Munidas de nuestros lentes con la inscripción del nuevo año, y abrigadas para enfrentar los 10º de temperatura, nos fuimos a cenar. La gente iba y venía por las veredas iluminadas de fiesta. Elegimos una mesa a la calle, pedimos el menú y aunque nos ofrecieron un delicioso cuy – roedor andino que por cierto impresionaba – acompañado por papines a la olla, preferimos un plato menos exótico y pedimos el ceviche de pescados, plato tradicional del Perú. No llegamos al postre y mucho menos al brindis con champagne. La plaza nos esperaba, toda la gente iba hacia allá.

La Catedral estaría abierta durante la noche para que tanto incas como católicos rindieran culto a sus respectivos dioses, uno ubicado a la entrada del templo y el otro en el altar principal.

Las escalinatas alrededor de la plaza fueron ocupándose con turistas curiosos. A las doce en punto se inauguró el Año Nuevo! Brindamos con cerveza y repartimos abrazos, baile y alegría. De repente fueron llegando grupos de jóvenes desde los albergues para festejar. La Plaza desbordaba!

Ante nuestra mirada atónita la gente comenzaba a correr, no entendíamos qué pasaba, pero a nadie sorprendía. Una masa homogénea de personas se fue ordenando naturalmente mientras se desplazaba en sentido de las agujas del reloj tirando papel picado y monedas, sí, monedas hacia atrás, dejando de lado el año viejo y corriendo hacia el nuevo. Era una fiesta de locos donde todos participamos, no importaba de dónde venías ni a quién conocías previamente, allí éramos un enorme grupo de amigos. Los lugareños fueron los últimos en llegar “después de bailar”, y no después de brindar como lo hacemos en casa. Esa era la consigna que no habíamos comprendido antes. Allí bailan, cantan, comparten!

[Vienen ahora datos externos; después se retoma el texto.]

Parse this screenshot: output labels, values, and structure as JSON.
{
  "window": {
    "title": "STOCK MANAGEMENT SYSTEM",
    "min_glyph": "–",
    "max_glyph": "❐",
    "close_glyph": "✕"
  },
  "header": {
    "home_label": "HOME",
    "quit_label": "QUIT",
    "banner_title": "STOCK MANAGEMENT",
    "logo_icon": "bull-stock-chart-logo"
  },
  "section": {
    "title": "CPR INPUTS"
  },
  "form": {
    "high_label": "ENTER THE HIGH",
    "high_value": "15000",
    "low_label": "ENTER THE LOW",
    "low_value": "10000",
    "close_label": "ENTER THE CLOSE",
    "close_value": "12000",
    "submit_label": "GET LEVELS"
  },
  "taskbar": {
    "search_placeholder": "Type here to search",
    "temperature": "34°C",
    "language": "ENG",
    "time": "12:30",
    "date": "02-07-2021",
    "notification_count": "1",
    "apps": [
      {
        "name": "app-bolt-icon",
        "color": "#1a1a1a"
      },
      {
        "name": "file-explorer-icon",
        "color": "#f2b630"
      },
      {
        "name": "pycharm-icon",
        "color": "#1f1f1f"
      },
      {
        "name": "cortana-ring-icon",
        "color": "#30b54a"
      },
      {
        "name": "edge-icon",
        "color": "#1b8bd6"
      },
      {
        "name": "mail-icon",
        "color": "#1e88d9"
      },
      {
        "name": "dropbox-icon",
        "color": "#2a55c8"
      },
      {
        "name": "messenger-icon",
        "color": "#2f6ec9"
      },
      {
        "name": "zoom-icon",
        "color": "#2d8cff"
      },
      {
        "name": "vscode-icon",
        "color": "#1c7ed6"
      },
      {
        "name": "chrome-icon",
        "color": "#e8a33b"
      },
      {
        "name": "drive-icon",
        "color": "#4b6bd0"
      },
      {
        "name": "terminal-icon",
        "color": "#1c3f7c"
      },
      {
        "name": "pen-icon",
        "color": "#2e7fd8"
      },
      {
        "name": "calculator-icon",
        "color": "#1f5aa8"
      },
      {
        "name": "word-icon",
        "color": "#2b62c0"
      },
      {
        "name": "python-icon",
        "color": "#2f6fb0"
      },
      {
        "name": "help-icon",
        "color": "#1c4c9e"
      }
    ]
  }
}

Entre tanta revuelta, bombas de estruendo y fuegos artificiales, caminé hacia la recova y vi una hilera de personas sentadas en el suelo vestidas con sus coloridos trajes típicos. Me intrigaba saber qué estaban haciendo y les pregunté por qué no participaban de la fiesta. Porque estamos esperando el amanecer, fue la insólita respuesta.

Iban a permanecer allí hasta la madrugada en una ceremonia silenciosa, íntima, mística, hasta que apareciera INTI, el dios ancestral más venerado, el dios amarillo, el dios de la energía, el SOL.